Anxiogenèse est une exposition virtuelle faisant partie de mon mémoire de maîtrise en sciences de la communication (recherche-création), Passages et connexions : adapter artistiquement et médiatiquement les témoignages de personnes vivant avec un trouble anxieux.
Le projet explore comment des témoignages de personnes vivant avec un trouble anxieux peuvent être adaptés sous forme artistique, dans l'objectif de communiquer autrement l'expérience de ce trouble (et, par la même occasion, la rendre visible). Dans cet objectif, j'ai collecté deux témoignages de personnes vivant avec un trouble anxieux, puis ai proposé à deux artistes d’adapter artistiquement ces témoignages. La recherche a permis à la fois d’analyser le passage, la « traduction artistique », entre l’expérience vécue et l’œuvre d’art, mais aussi d’investiguer la façon dont les artistes et les personnes ayant offert leur témoignage vivent ce processus. Enfin, dans l'esprit de la recherche-création, le projet propose de partager à un grand public, par le biais du web – plus précisément, d'une exposition virtuelle –, les témoignages, les créations et le savoir résultant de cet échange.
Comme évoqué en introduction d'exposition, le titre Anxiogenèse représente à la fois l’idée de la naissance de l’anxiété, un sujet dont traitaient les entretiens avec les participantes, et l’idée de ce qui peut être généré, créé à partir de l’expérience de l’anxiété.
Le projet a été réalisé sous la supervision d'Aleksandra Kaminska (professeure adjointe au département de communication de l'Université de Montréal), que je remercie pour son précieux appui tout au long du projet.

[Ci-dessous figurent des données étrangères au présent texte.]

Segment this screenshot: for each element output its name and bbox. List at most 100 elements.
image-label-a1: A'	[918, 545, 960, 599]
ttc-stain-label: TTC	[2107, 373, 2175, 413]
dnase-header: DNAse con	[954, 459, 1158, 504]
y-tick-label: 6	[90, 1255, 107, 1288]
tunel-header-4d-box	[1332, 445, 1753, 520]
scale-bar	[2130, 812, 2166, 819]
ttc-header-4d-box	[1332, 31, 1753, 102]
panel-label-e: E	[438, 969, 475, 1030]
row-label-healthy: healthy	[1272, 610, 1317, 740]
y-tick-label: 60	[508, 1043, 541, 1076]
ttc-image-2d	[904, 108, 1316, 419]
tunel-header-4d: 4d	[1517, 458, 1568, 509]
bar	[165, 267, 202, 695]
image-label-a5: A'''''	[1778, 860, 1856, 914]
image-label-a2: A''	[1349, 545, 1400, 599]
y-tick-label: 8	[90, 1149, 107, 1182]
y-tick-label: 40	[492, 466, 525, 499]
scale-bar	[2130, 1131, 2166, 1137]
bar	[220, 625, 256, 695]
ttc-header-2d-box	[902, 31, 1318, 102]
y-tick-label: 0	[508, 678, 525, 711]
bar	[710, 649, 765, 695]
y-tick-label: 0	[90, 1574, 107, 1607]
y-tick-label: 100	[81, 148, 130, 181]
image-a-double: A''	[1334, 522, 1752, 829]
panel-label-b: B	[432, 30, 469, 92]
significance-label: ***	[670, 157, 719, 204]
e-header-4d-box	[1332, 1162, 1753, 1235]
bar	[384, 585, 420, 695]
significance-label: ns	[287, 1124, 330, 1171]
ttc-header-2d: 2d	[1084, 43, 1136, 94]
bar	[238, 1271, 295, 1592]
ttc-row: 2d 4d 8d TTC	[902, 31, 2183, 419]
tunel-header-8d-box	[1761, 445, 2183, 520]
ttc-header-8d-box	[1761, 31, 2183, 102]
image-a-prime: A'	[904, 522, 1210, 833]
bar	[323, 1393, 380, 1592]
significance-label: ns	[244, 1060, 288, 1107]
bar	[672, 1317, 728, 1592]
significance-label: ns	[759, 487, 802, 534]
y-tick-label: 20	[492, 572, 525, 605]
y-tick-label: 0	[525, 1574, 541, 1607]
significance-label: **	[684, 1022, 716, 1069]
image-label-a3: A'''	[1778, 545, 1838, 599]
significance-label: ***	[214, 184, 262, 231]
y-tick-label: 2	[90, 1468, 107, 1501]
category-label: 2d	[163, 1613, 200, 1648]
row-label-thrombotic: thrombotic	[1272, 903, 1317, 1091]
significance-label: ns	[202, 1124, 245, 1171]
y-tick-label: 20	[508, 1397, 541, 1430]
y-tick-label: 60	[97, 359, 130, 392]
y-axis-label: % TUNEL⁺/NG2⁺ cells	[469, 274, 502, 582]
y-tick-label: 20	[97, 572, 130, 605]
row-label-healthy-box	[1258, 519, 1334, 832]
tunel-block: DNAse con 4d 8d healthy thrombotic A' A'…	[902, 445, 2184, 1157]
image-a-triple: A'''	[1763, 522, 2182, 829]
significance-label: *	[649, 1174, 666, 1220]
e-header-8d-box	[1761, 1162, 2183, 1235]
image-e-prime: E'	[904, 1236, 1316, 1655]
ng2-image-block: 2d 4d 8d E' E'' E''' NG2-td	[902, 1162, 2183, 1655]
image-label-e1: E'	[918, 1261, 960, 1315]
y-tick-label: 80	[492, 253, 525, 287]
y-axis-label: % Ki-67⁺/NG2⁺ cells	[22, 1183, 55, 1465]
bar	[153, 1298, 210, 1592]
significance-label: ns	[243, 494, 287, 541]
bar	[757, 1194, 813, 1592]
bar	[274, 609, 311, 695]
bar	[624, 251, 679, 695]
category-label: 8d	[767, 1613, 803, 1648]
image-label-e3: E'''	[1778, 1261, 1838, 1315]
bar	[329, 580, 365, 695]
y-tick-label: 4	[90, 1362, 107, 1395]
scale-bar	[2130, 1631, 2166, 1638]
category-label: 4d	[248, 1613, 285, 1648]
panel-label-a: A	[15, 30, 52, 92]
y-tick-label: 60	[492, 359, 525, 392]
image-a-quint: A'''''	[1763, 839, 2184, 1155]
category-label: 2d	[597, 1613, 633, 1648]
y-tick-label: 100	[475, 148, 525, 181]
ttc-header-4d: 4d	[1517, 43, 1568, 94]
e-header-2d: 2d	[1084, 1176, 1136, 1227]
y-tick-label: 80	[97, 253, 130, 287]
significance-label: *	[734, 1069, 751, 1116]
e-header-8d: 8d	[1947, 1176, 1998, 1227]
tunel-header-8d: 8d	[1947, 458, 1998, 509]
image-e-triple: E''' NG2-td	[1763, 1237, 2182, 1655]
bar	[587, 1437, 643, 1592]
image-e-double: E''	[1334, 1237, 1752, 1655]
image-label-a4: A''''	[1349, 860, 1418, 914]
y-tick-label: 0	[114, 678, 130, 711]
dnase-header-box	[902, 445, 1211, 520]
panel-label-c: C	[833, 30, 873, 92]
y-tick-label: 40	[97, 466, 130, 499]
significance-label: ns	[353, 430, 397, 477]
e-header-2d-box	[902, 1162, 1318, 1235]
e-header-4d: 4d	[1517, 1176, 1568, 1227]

Je remercie chaleureusement Rosa et Amélie, qui ont généreusement offert leur récit dans le cadre de cette expérience, ainsi qu'Alexandre et Clara, qui ont entrepris avec brio de créer les adaptations artistiques de leur témoignage.
- Aurélie Boucher
Alexandre Béland est un artiste « touche-à-tout », mais qui a un penchant pour la photo. Il s’agit, parmi les médiums qu’il pratique, celui qu’il comprend le mieux, explique-t-il, et celui qui lui permet le mieux de réfléchir. Il travaille généralement de façon hybride, en captant avec un appareil argentique, puis en retravaillant ses images de façon numérique. Il a une prédilection pour la photographie en extérieur et pour les lieux abandonnés, les friches industrielles.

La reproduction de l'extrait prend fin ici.